Профессор оказался высоким бледным человеком немногим старше Волкова — коротко остриженный, с тонкой шеей, замотанной теплым шарфом, в накинутом на плечи большом клетчатом платке, он приоткрыв дверь и настороженно оглядел стоявшего на площадке Антона.

— Вы от Алексея Емельяновича?

Звякнула скинутая цепочка, и Волкова впустили в полутемную прихожую.

— Проходите в комнаты, я сейчас. Шинель можете повесить сюда, — запирая дверь за гостем, хозяин показал на старомодную круглую вешалку с подставкой для зонтов и тростей.

Антон разделся и прошел в комнату, заставленную старой темной мебелью: высокие книжные шкафы, двухтумбовый письменный стол, заваленный бумагами; в углу — небольшой одинокий круглый столик под вязаной скатертью и «вольтеровские» кресла. За дверью прятался сервант с зеленоватыми стеклами в частых металлических переплетах, а на полу лежала облезлая медвежья шкура.
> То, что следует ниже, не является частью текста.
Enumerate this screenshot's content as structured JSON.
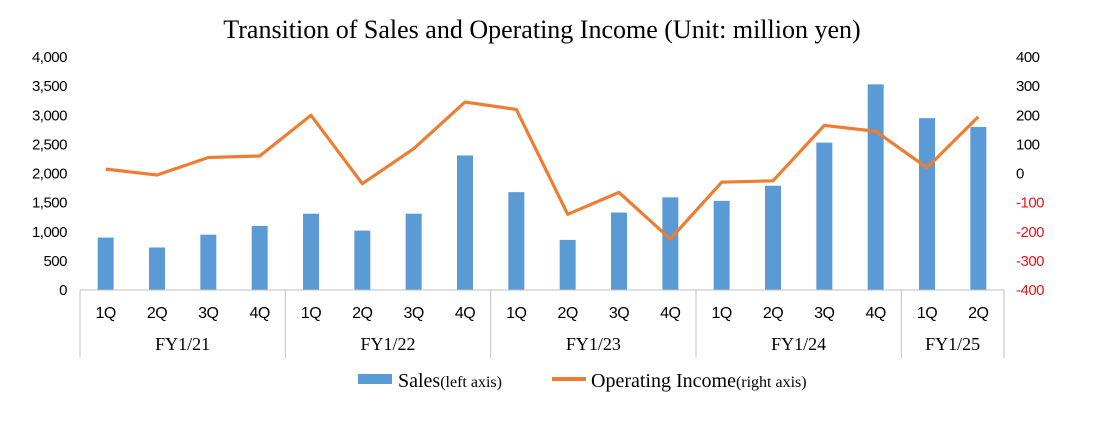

Морда зверя злобно скалилась на каждого входившего, свирепо выпучив зеленовато-коричневые фарфоровые глаза.

— Подарок отца, в экспедиции убил, — объяснил профессор, входя в комнату следом за гостем. — Сейчас чайничек закипит, поболтаем, почаевничаем. Вас как величать прикажете? Антон Иванович? Очхор, как писали студентам в зачетках, а я — Игорь Иванович. Ну, рассказывайте, какие новости на войне? Вы, наверное, лучше нашего брата-обывателя осведомлены? Садитесь вот тут, здесь удобнее. Если хотите, курите, пепельница справа.

Он устроился в кресле напротив и, плотнее закутавшись в свой плед, с извиняющейся улыбкой заметил:

— Мерзну, топят плохо, а у меня болячек, как у Жучки блох. Даже в ополчение не взяли. Вот и сижу тут, пишу, лекции читаю. Вы принесли это?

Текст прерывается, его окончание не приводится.